Book reviewed: The Word Collector – Peter H. Reynolds, Orchard Books, imprint of Scholastic, 2018
The first thought I had upon hearing about this book was that it cannot be a new idea. It is not. The premise of the story is that a young boy, Jerome, decides to collect something quite different from the ordinary choices: stamps, coins, comic books. He loves words and he seeks them out, categorizes them, and used them to communicate with the people in his life. There are actually several picture books with a similar theme, among them Kate Banks’s and Boris Kulikov’s Max’s Words and The Boy Who Loved Words by Roni Schotter and Giselle Potter. Both those words and in some ways more sophisticated, with more involved text and pictures which are more fantastic and perhaps less accessible than The Word Collector. This is not a criticism of Peter H. Reynolds’ story, which fills a different niche. The simple narrative and cartoon-like illustrations offer a beginning lesson in the love of language that even early readers, or listeners, can understand.
In fact, the structure of the book is deceptively simple.

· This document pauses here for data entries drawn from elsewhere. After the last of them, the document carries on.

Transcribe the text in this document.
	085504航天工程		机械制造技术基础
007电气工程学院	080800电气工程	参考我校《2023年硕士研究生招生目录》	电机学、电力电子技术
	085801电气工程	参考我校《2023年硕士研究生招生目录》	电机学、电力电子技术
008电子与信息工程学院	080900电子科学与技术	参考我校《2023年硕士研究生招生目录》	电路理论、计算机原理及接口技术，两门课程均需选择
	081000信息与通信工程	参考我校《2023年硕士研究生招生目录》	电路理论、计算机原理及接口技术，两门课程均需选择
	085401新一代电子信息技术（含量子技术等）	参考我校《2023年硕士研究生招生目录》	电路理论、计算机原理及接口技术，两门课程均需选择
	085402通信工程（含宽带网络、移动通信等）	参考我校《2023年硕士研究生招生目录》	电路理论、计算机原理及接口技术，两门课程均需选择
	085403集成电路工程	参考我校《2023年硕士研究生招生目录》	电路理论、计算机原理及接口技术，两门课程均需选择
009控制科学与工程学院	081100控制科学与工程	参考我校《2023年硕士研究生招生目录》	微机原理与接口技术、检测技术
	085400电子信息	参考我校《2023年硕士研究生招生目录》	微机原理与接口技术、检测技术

While Jerome, a bright and happy child armed with a pencil and the word “wonder,” is seen at first diligently copying words from posters, books, and personal conversations. Later, he begins to amass words that are much more difficult, and to become effectively obsessed with carting them around and pasting them carefully into scrapbooks. I wondered if it was not a contradiction of the book’s purpose, but then I realized that each of these words could be “translated” into a more familiar one.
“Vociferous” could be loud and excited, “aromatic” good- smelling, and “misanthropic,” unfriendly. The very fact that the events of the book are so clear and straightforward means that there are fewer distractions from its mission: to explain to young children how fascinating and special words are.
The pictures are intentionally basic, funny, and endearing portraits of children, who are members of different races and ethnic groups unaffectedly interacting with one another. They are entertained by Jerome’s poems, and impressed by the sincerity of his “powerful” words, including “I’m sorry,” and “I understand.” The two-page spread of children gleefully reaching up to catch Jerome’s words falling about them will be easily understood by word collectors, young and old. You may find yourself whispering thanks for the symphony of dreams cascading around you, untethered from one another and dreaming of freedom. (See the book’s cover!)